Любыми путями он старался избежать вынужденного переселения в квартиру матери, без обсуждения отвергая ее уговоры, несмотря на то, что она предлагала пожить у нее только до следующего лета. Довольно быстро она разыграла свою козырную карту, принявшись жаловаться на нехватку денег, исподволь подводя его к тому, что, проживая с ней, он мог бы платить за квартиру и тем самым снять гору у нее с плеч, на что он заявил, что никакой горы на плечах уже нет, и заявил — сегодня я заберу все твои расчетные книжки, и выброси это из головы. После долгих препирательств, закончившихся тем, что он силой отобрал у нее расчетные книжки, мать спросила — но где ты будешь их хранить? — и спросила — ты что, будешь всегда носить их с собой?; он ей ответил — они будут лежать у меня на работе; тогда она ему сказала — ты, может, и жить будешь на работе?; он задумчиво посмотрел на нее и медленно сказал — возможно. А на следующий день, перекладывая расчетные книжки в нижний ящик верстака, который стоял в узкой каморке, расположенной в двух метрах от щитовой на последнем этаже телефонной станции, он думал — а почему бы и нет, Ольга, почему бы и нет, пусть думают, что хотят, да и похоже на то, что другого выхода у меня нет, нужно будет только предупредить этих бабок из ВОХРа — и думал — день-два на окончательные раздумья, и я, пожалуй, переберусь жить сюда.
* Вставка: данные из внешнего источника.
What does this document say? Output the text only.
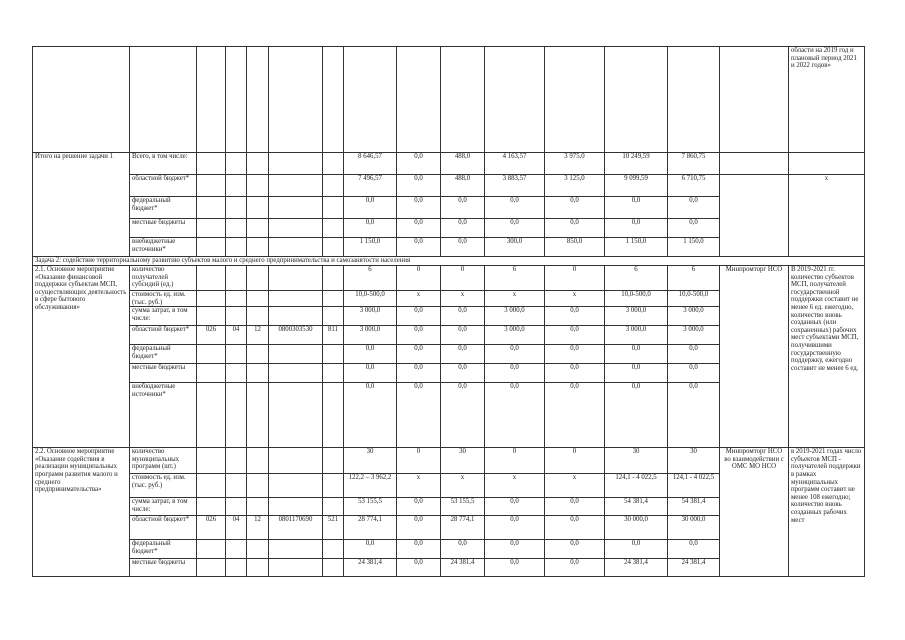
															области на 2019 год и плановый период 2021 и 2022 годов»
Итого на решение задачи 1	Всего, в том числе:						8 646,57	0,0	488,0	4 163,57	3 975,0	10 249,59	7 860,75		
	областной бюджет*						7 496,57	0,0	488,0	3 883,57	3 125,0	9 099,59	6 710,75		x
	федеральный бюджет*						0,0	0,0	0,0	0,0	0,0	0,0	0,0		
	местные бюджеты						0,0	0,0	0,0	0,0	0,0	0,0	0,0		
	внебюджетные источники*						1 150,0	0,0	0,0	300,0	850,0	1 150,0	1 150,0		
Задача 2: содействие территориальному развитию субъектов малого и среднего предпринимательства и самозанятости населения															
2.1. Основное мероприятие «Оказание финансовой поддержки субъектам МСП, осуществляющих деятельность в сфере бытового обслуживания»	количество получателей субсидий (ед.)						6	0	0	6	0	6	6	Минпромторг НСО	В 2019-2021 гг. количество субъектов МСП, получателей государственной поддержки составит не менее 6 ед. ежегодно, количество вновь созданных (или сохраненных) рабочих мест субъектами МСП, получившими государственную поддержку, ежегодно составит не менее 6 ед.
	стоимость ед. изм. (тыс. руб.)						10,0-500,0	x	x	x	x	10,0-500,0	10,0-500,0		
	сумма затрат, в том числе:						3 000,0	0,0	0,0	3 000,0	0,0	3 000,0	3 000,0		
	областной бюджет*	026	04	12	0800303530	811	3 000,0	0,0	0,0	3 000,0	0,0	3 000,0	3 000,0		
	федеральный бюджет*						0,0	0,0	0,0	0,0	0,0	0,0	0,0		
	местные бюджеты						0,0	0,0	0,0	0,0	0,0	0,0	0,0		
	внебюджетные источники*						0,0	0,0	0,0	0,0	0,0	0,0	0,0		
2.2. Основное мероприятие «Оказание содействия в реализации муниципальных программ развития малого и среднего предпринимательства»	количество муниципальных программ (шт.)						30	0	30	0	0	30	30	Минпромторг НСО во взаимодействии с ОМС МО НСО	в 2019-2021 годах число субъектов МСП - получателей поддержки в рамках муниципальных программ составит не менее 108 ежегодно; количество вновь созданных рабочих мест
	стоимость ед. изм. (тыс. руб.)						122,2 – 3 962,2	x	x	x	x	124,1 - 4 022,5	124,1 - 4 022,5		
	сумма затрат, в том числе:						53 155,5	0,0	53 155,5	0,0	0,0	54 381,4	54 381,4		
	областной бюджет*	026	04	12	0801170690	521	28 774,1	0,0	28 774,1	0,0	0,0	30 000,0	30 000,0		
	федеральный бюджет*						0,0	0,0	0,0	0,0	0,0	0,0	0,0		
	местные бюджеты						24 381,4	0,0	24 381,4	0,0	0,0	24 381,4	24 381,4		
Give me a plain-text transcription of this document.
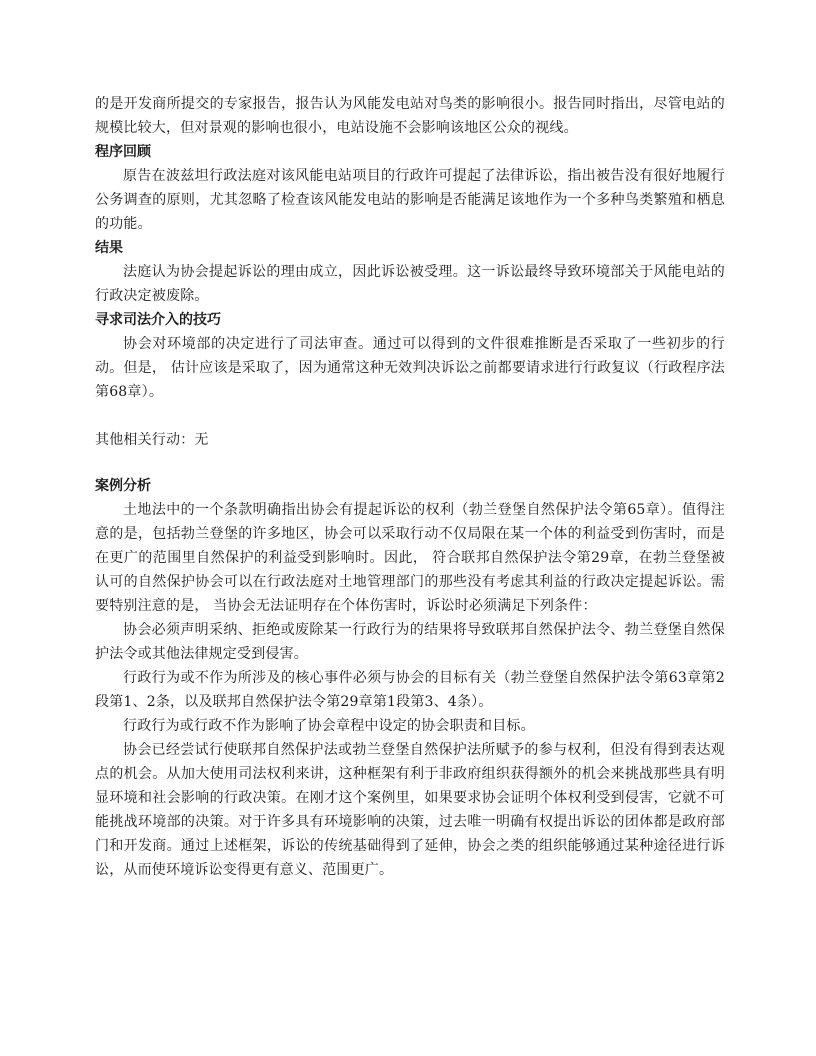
的是开发商所提交的专家报告，报告认为风能发电站对鸟类的影响很小。报告同时指出，尽管电站的规模比较大，但对景观的影响也很小，电站设施不会影响该地区公众的视线。

程序回顾

原告在波兹坦行政法庭对该风能电站项目的行政许可提起了法律诉讼，指出被告没有很好地履行公务调查的原则，尤其忽略了检查该风能发电站的影响是否能满足该地作为一个多种鸟类繁殖和栖息的功能。

结果

法庭认为协会提起诉讼的理由成立，因此诉讼被受理。这一诉讼最终导致环境部关于风能电站的行政决定被废除。

寻求司法介入的技巧

协会对环境部的决定进行了司法审查。通过可以得到的文件很难推断是否采取了一些初步的行动。但是， 估计应该是采取了，因为通常这种无效判决诉讼之前都要请求进行行政复议（行政程序法第68章）。

其他相关行动：无

案例分析

土地法中的一个条款明确指出协会有提起诉讼的权利（勃兰登堡自然保护法令第65章）。值得注意的是，包括勃兰登堡的许多地区，协会可以采取行动不仅局限在某一个体的利益受到伤害时，而是在更广的范围里自然保护的利益受到影响时。因此， 符合联邦自然保护法令第29章，在勃兰登堡被认可的自然保护协会可以在行政法庭对土地管理部门的那些没有考虑其利益的行政决定提起诉讼。需要特别注意的是， 当协会无法证明存在个体伤害时，诉讼时必须满足下列条件：

协会必须声明采纳、拒绝或废除某一行政行为的结果将导致联邦自然保护法令、勃兰登堡自然保护法令或其他法律规定受到侵害。

行政行为或不作为所涉及的核心事件必须与协会的目标有关（勃兰登堡自然保护法令第63章第2段第1、2条，以及联邦自然保护法令第29章第1段第3、4条）。

行政行为或行政不作为影响了协会章程中设定的协会职责和目标。

协会已经尝试行使联邦自然保护法或勃兰登堡自然保护法所赋予的参与权利，但没有得到表达观点的机会。从加大使用司法权利来讲，这种框架有利于非政府组织获得额外的机会来挑战那些具有明显环境和社会影响的行政决策。在刚才这个案例里，如果要求协会证明个体权利受到侵害，它就不可能挑战环境部的决策。对于许多具有环境影响的决策，过去唯一明确有权提出诉讼的团体都是政府部门和开发商。通过上述框架，诉讼的传统基础得到了延伸，协会之类的组织能够通过某种途径进行诉讼，从而使环境诉讼变得更有意义、范围更广。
Этому событию предшествовала ночь, когда Кожухин выбирал положение тела для сна дольше, чем обычно, и, видимо, вследствие этого выбрал неправильно — он понял это, еще пребывая во сне, увидев сноп света проектора, воспроизводившего изображение на огромном боку бегущего носорога, это были вальсирующие женщины, похожие на миражи белых парусников, перенесенные с полотна экрана на мерно двигающиеся в тяжелом беге окостеневшие бородавчатые латы. Рано утром — к счастью это была суббота — при попытке встать его едва не спалила огненная боль, словно позвоночник подожгли, как сухую жердь, и он вынужден был пролежать полтора часа в полной неподвижности, слыша тяжелый топот виденного сна. Лишь по истечении этого времени, все еще накрытый облаком желтых мух, он попробовал пошевелить пальцами рук и понял, что может сделать это без того, чтобы не угодить на тот свет.
Приступ сковал его на двое суток, но, предвидя подобное, он держал в тумбочке сухари и воду, до которых мог дотянуться, не вставая с кровати. По истечении первых суток приступа в пелене раннего утра, после бессонной ночи и проведенного в неподвижности дня, в течение которого он только и думал, как бы в доме не появились любопытные дети или, того хуже, пьяные рабочие с соседней стройки, он, судорожно шаря рукой, нашел в тумбочке недопитую бутылку водки, с трудом откупорил ее и осторожно, избегая резких движений, поднес горлышко к губам и попытался сделать глоток лежа, но, поперхнувшись, почувствовал резкий внутренний толчок, от которого содрогнулось все тело, и рот его взорвался, как распылитель, нос обожгла волна спиртного, и ему показалось, что из ушей ударили горячие, тугие фонтаны жидкой серы. Придя в себя, он прохрипел — а, черт, Ольга, ведь говорил же мне отец, чтобы я никогда не пил лежа, — и прохрипел — даже молоко, даже лекарство. И весь долгий, наполненный неясным шумом день у него перед глазами плыли видения — то были отрывки бесчисленных кинолент, которые он просмотрел за последние месяцы, отдавая предпочтение тем картинам, где присутствовала богемная жизнь, особенно остро чувствуя повсеместный, равномерный упругий нажим, с каким бурлящий век вытеснял его, ибо был бессилен переварить камень его веры.